LVS Looking For Opportunities To Exit Las Vegas And Switch To Asian Market

Article by : Helen Nov 9, 2020

Taking into account the fact that Las Vegas Sands (LVS) is one of the biggest casino corporations in the world that provides luxury hotels, top-notch gambling venues, Meetings, Incentive, Convention and Exhibition (MICE) facilities, and many other amenities, a rumor that the Sheldon Adelson-led corporation is actively looking for buyers for some of its major facilities on the Las Vegas Strip was rather unexpected. To be exact, LVS is exploring all the possible variants of getting rid of 3 huge Las Vegas gambling venues. These are Palazzo, The Venetian Las Vegas, and the Sands Expo Convention Center. The company expects to get approximately US$6 billion out of the deal, but all of this leads to failure. Instead of trying to get rid of the facilities directly, the analysts suggest the company to make use of the real estate investment trust (REIT), which will allow it to focus on the Asian market without losing its presence in Las Vegas.

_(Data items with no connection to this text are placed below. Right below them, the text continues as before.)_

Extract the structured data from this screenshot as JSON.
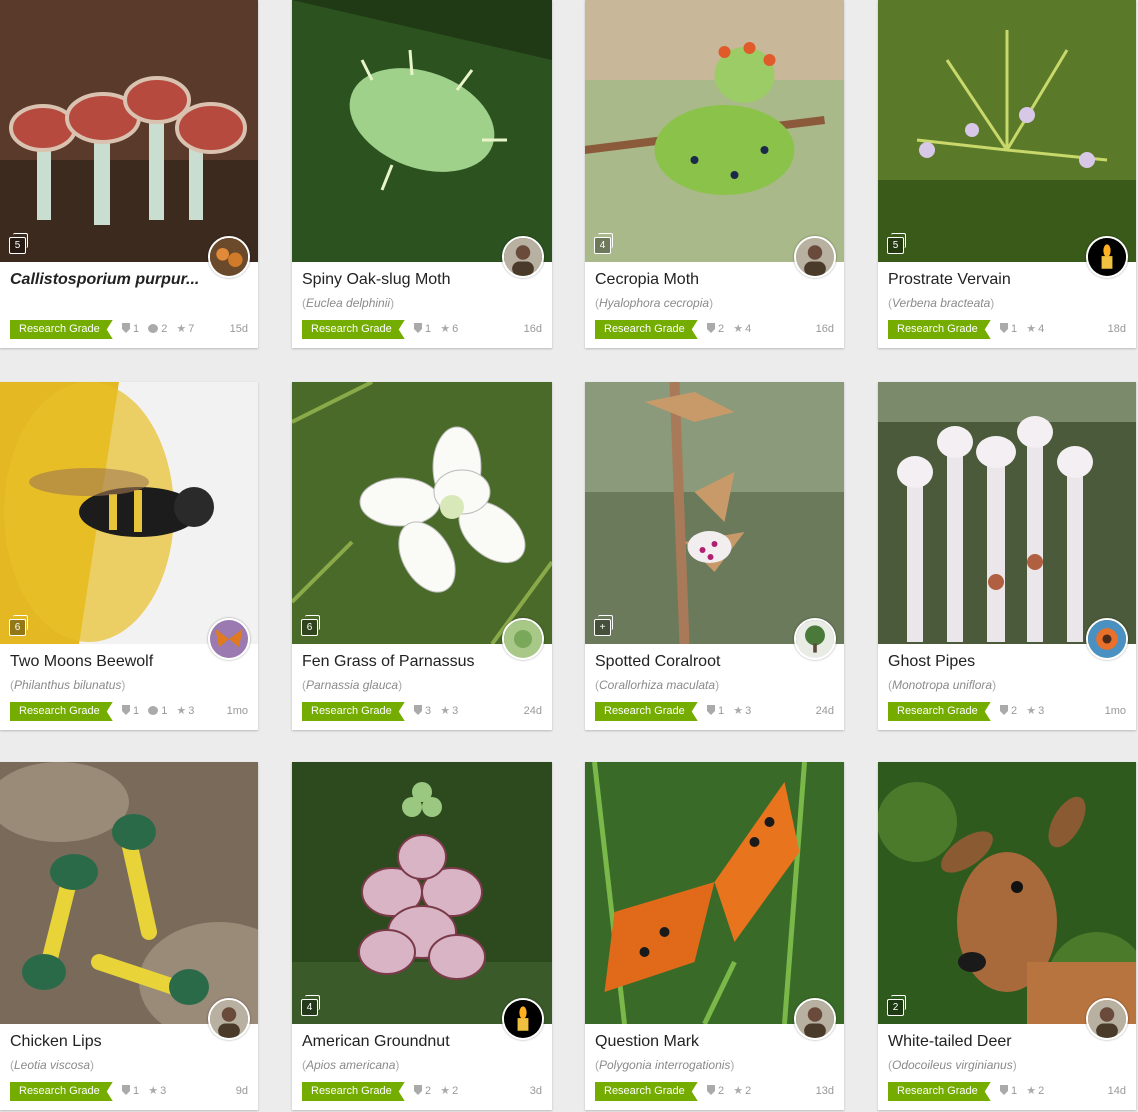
{
  "colors": {
    "research_grade": "#74ac00",
    "background": "#ececec",
    "card": "#ffffff"
  },
  "observations": [
    {
      "title": "Callistosporium purpur...",
      "title_italic": true,
      "scientific": "",
      "grade": "Research Grade",
      "ids": "1",
      "comments": "2",
      "faves": "7",
      "date": "15d",
      "photo_count": "5",
      "photo_icon": "mushroom-photo",
      "avatar_icon": "mushroom-avatar"
    },
    {
      "title": "Spiny Oak-slug Moth",
      "title_italic": false,
      "scientific": "Euclea delphinii",
      "grade": "Research Grade",
      "ids": "1",
      "comments": "",
      "faves": "6",
      "date": "16d",
      "photo_count": "",
      "photo_icon": "caterpillar-photo",
      "avatar_icon": "person-avatar"
    },
    {
      "title": "Cecropia Moth",
      "title_italic": false,
      "scientific": "Hyalophora cecropia",
      "grade": "Research Grade",
      "ids": "2",
      "comments": "",
      "faves": "4",
      "date": "16d",
      "photo_count": "4",
      "photo_icon": "caterpillar-photo",
      "avatar_icon": "person-avatar"
    },
    {
      "title": "Prostrate Vervain",
      "title_italic": false,
      "scientific": "Verbena bracteata",
      "grade": "Research Grade",
      "ids": "1",
      "comments": "",
      "faves": "4",
      "date": "18d",
      "photo_count": "5",
      "photo_icon": "plant-photo",
      "avatar_icon": "candle-avatar"
    },
    {
      "title": "Two Moons Beewolf",
      "title_italic": false,
      "scientific": "Philanthus bilunatus",
      "grade": "Research Grade",
      "ids": "1",
      "comments": "1",
      "faves": "3",
      "date": "1mo",
      "photo_count": "6",
      "photo_icon": "wasp-photo",
      "avatar_icon": "butterfly-avatar"
    },
    {
      "title": "Fen Grass of Parnassus",
      "title_italic": false,
      "scientific": "Parnassia glauca",
      "grade": "Research Grade",
      "ids": "3",
      "comments": "",
      "faves": "3",
      "date": "24d",
      "photo_count": "6",
      "photo_icon": "flower-photo",
      "avatar_icon": "plant-avatar"
    },
    {
      "title": "Spotted Coralroot",
      "title_italic": false,
      "scientific": "Corallorhiza maculata",
      "grade": "Research Grade",
      "ids": "1",
      "comments": "",
      "faves": "3",
      "date": "24d",
      "photo_count": "+",
      "photo_icon": "orchid-photo",
      "avatar_icon": "tree-avatar"
    },
    {
      "title": "Ghost Pipes",
      "title_italic": false,
      "scientific": "Monotropa uniflora",
      "grade": "Research Grade",
      "ids": "2",
      "comments": "",
      "faves": "3",
      "date": "1mo",
      "photo_count": "",
      "photo_icon": "ghost-pipe-photo",
      "avatar_icon": "flower-avatar"
    },
    {
      "title": "Chicken Lips",
      "title_italic": false,
      "scientific": "Leotia viscosa",
      "grade": "Research Grade",
      "ids": "1",
      "comments": "",
      "faves": "3",
      "date": "9d",
      "photo_count": "",
      "photo_icon": "fungus-photo",
      "avatar_icon": "person-avatar"
    },
    {
      "title": "American Groundnut",
      "title_italic": false,
      "scientific": "Apios americana",
      "grade": "Research Grade",
      "ids": "2",
      "comments": "",
      "faves": "2",
      "date": "3d",
      "photo_count": "4",
      "photo_icon": "flower-photo",
      "avatar_icon": "candle-avatar"
    },
    {
      "title": "Question Mark",
      "title_italic": false,
      "scientific": "Polygonia interrogationis",
      "grade": "Research Grade",
      "ids": "2",
      "comments": "",
      "faves": "2",
      "date": "13d",
      "photo_count": "",
      "photo_icon": "butterfly-photo",
      "avatar_icon": "person-avatar"
    },
    {
      "title": "White-tailed Deer",
      "title_italic": false,
      "scientific": "Odocoileus virginianus",
      "grade": "Research Grade",
      "ids": "1",
      "comments": "",
      "faves": "2",
      "date": "14d",
      "photo_count": "2",
      "photo_icon": "deer-photo",
      "avatar_icon": "person-avatar"
    }
  ]
}
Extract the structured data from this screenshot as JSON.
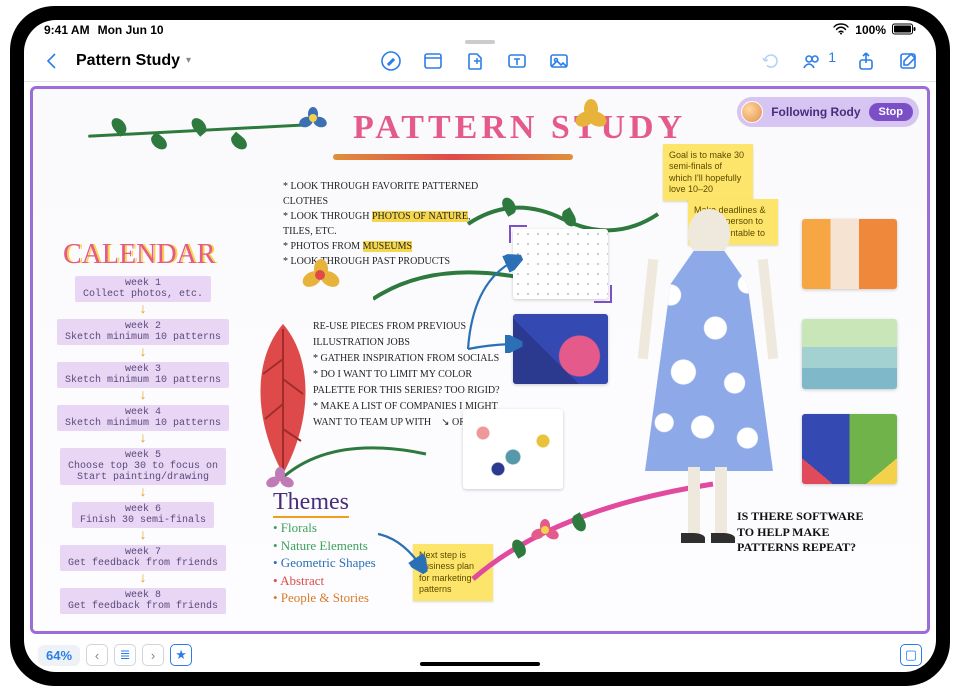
{
  "status": {
    "time": "9:41 AM",
    "date": "Mon Jun 10",
    "battery": "100%"
  },
  "toolbar": {
    "title": "Pattern Study",
    "collab_count": "1"
  },
  "following": {
    "label": "Following Rody",
    "stop": "Stop"
  },
  "board": {
    "title": "PATTERN STUDY",
    "calendar_heading": "CALENDAR",
    "themes_heading": "Themes",
    "themes": {
      "a": "• Florals",
      "b": "• Nature Elements",
      "c": "• Geometric Shapes",
      "d": "• Abstract",
      "e": "• People & Stories"
    },
    "bullets1": {
      "a": "* LOOK THROUGH FAVORITE PATTERNED CLOTHES",
      "b_pre": "* LOOK THROUGH ",
      "b_hl": "PHOTOS OF NATURE",
      "b_post": ", TILES, ETC.",
      "c_pre": "* PHOTOS FROM ",
      "c_hl": "MUSEUMS",
      "d": "* LOOK THROUGH PAST PRODUCTS"
    },
    "bullets2": {
      "a": "RE-USE PIECES FROM PREVIOUS ILLUSTRATION JOBS",
      "b": "* GATHER INSPIRATION FROM SOCIALS",
      "c": "* DO I WANT TO LIMIT MY COLOR PALETTE FOR THIS SERIES? TOO RIGID?",
      "d": "* MAKE A LIST OF COMPANIES I MIGHT WANT TO TEAM UP WITH",
      "d_tail": "OR BRANDS"
    },
    "question": "IS THERE SOFTWARE TO HELP MAKE PATTERNS REPEAT?",
    "sticky": {
      "s1": "Goal is to make 30 semi-finals of which I'll hopefully love 10–20",
      "s2": "Make deadlines & choose person to be accountable to",
      "s3": "Next step is business plan for marketing patterns"
    },
    "calendar": [
      {
        "wk": "week 1",
        "txt": "Collect photos, etc."
      },
      {
        "wk": "week 2",
        "txt": "Sketch minimum 10 patterns"
      },
      {
        "wk": "week 3",
        "txt": "Sketch minimum 10 patterns"
      },
      {
        "wk": "week 4",
        "txt": "Sketch minimum 10 patterns"
      },
      {
        "wk": "week 5",
        "txt": "Choose top 30 to focus on\nStart painting/drawing"
      },
      {
        "wk": "week 6",
        "txt": "Finish 30 semi-finals"
      },
      {
        "wk": "week 7",
        "txt": "Get feedback from friends"
      },
      {
        "wk": "week 8",
        "txt": "Get feedback from friends"
      }
    ]
  },
  "bottom": {
    "zoom": "64%"
  }
}
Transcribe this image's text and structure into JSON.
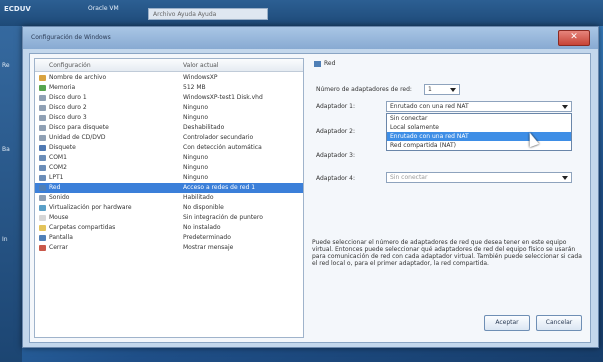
{
  "taskbar": {
    "app_title": "ECDUV",
    "window_label": "Oracle VM",
    "menu_text": "Archivo  Ayuda  Ayuda"
  },
  "desktop": {
    "left_labels": [
      "Re",
      "Ba",
      "In"
    ]
  },
  "window": {
    "title": "Configuración de Windows"
  },
  "list": {
    "col_config": "Configuración",
    "col_value": "Valor actual",
    "rows": [
      {
        "name": "Nombre de archivo",
        "value": "WindowsXP",
        "color": "#d9a340"
      },
      {
        "name": "Memoria",
        "value": "512 MB",
        "color": "#57a54f"
      },
      {
        "name": "Disco duro 1",
        "value": "WindowsXP-test1 Disk.vhd",
        "color": "#8fa0b4"
      },
      {
        "name": "Disco duro 2",
        "value": "Ninguno",
        "color": "#8fa0b4"
      },
      {
        "name": "Disco duro 3",
        "value": "Ninguno",
        "color": "#8fa0b4"
      },
      {
        "name": "Disco para disquete",
        "value": "Deshabilitado",
        "color": "#8fa0b4"
      },
      {
        "name": "Unidad de CD/DVD",
        "value": "Controlador secundario",
        "color": "#8fa0b4"
      },
      {
        "name": "Disquete",
        "value": "Con detección automática",
        "color": "#4f79b3"
      },
      {
        "name": "COM1",
        "value": "Ninguno",
        "color": "#6b8db8"
      },
      {
        "name": "COM2",
        "value": "Ninguno",
        "color": "#6b8db8"
      },
      {
        "name": "LPT1",
        "value": "Ninguno",
        "color": "#6b8db8"
      },
      {
        "name": "Red",
        "value": "Acceso a redes de red 1",
        "color": "#4f7fb6"
      },
      {
        "name": "Sonido",
        "value": "Habilitado",
        "color": "#8fa0b4"
      },
      {
        "name": "Virtualización por hardware",
        "value": "No disponible",
        "color": "#5aa0c8"
      },
      {
        "name": "Mouse",
        "value": "Sin integración de puntero",
        "color": "#d6d6d6"
      },
      {
        "name": "Carpetas compartidas",
        "value": "No instalado",
        "color": "#e3c35a"
      },
      {
        "name": "Pantalla",
        "value": "Predeterminado",
        "color": "#5080b8"
      },
      {
        "name": "Cerrar",
        "value": "Mostrar mensaje",
        "color": "#c9584a"
      }
    ],
    "selected_index": 11
  },
  "pane": {
    "header": "Red",
    "num_adapters_label": "Número de adaptadores de red:",
    "num_adapters_value": "1",
    "adapters": [
      {
        "label": "Adaptador 1:",
        "value": "Enrutado con una red NAT"
      },
      {
        "label": "Adaptador 2:",
        "value": ""
      },
      {
        "label": "Adaptador 3:",
        "value": ""
      },
      {
        "label": "Adaptador 4:",
        "value": "Sin conectar"
      }
    ],
    "dropdown_options": [
      "Sin conectar",
      "Local solamente",
      "Enrutado con una red NAT",
      "Red compartida (NAT)"
    ],
    "dropdown_selected": 2,
    "description": "Puede seleccionar el número de adaptadores de red que desea tener en este equipo virtual. Entonces puede seleccionar qué adaptadores de red del equipo físico se usarán para comunicación de red con cada adaptador virtual. También puede seleccionar si cada el red local o, para el primer adaptador, la red compartida."
  },
  "buttons": {
    "accept": "Aceptar",
    "cancel": "Cancelar",
    "close_glyph": "✕"
  }
}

Sanford C. Bernstein analysts believe that completing the deal through the REIT is the most likely outcome for the Las Vegas Sands corporation. This is pretty much similar to the deal сut by MGM Resorts International earlier this year. The company sold some of its biggest facilities with the REIT being a purchaser and then leased them back. The sale-leaseback structure is a pretty common thing for those US casino operators who are looking for ways of selling their assets. Thanks to this structure, the operator can reduce its expenditure and benefit from a great amount of cash that can be invested in other activities.

We are not sure how much interest from strategic buyers there might be given the high absolute price, other reportedly available assets on the Strip, and the unique positioning of the properties. However, given the potential for a cheaper OpCo price through a sale-leaseback and historically relatively steady EBITDA, there could be other interest.

Thomas Allen

Overall, the analysts are positively considering the potential sale of the Las Vegas Sands facilities. First of all, the sale is happening at a time of political uncertainty in the USA, which pushes the corporations towards the changes. Second, stepping away from the “American-like” business models will give the company strength to operate on the Asian market and to switch to the higher ROI projects in Singapore and Macau. “It’s definitely not fun to be in a ‘storm eye’ – positioned amidst a variety of disputes/tensions, both domestic and foreign,” the experts say. Furthermore, picking up some massive cash injections will allow LVS to cover a major part (if not fully cover) of its US$4 billion debt. Having such a massive debt weighs down the company, especially when it comes to exploring new projects and markets.

Morgan Stanley’s Allen is excited to see the impact of the sale on the growth of the Singapore and Macau projects, as they generated more EBITDA in 2019 than the Las Vegas projects. While Las Vegas suffers from the coronavirus consequences, the Marina Bay Sands in Singapore has shown positive results in the 3rd quarter.

Anyway, despite refocusing on a completely different segment of the gambling industry that is considered to be “purely Asian”, the name of Las Vegas Sands will likely remain unchanged.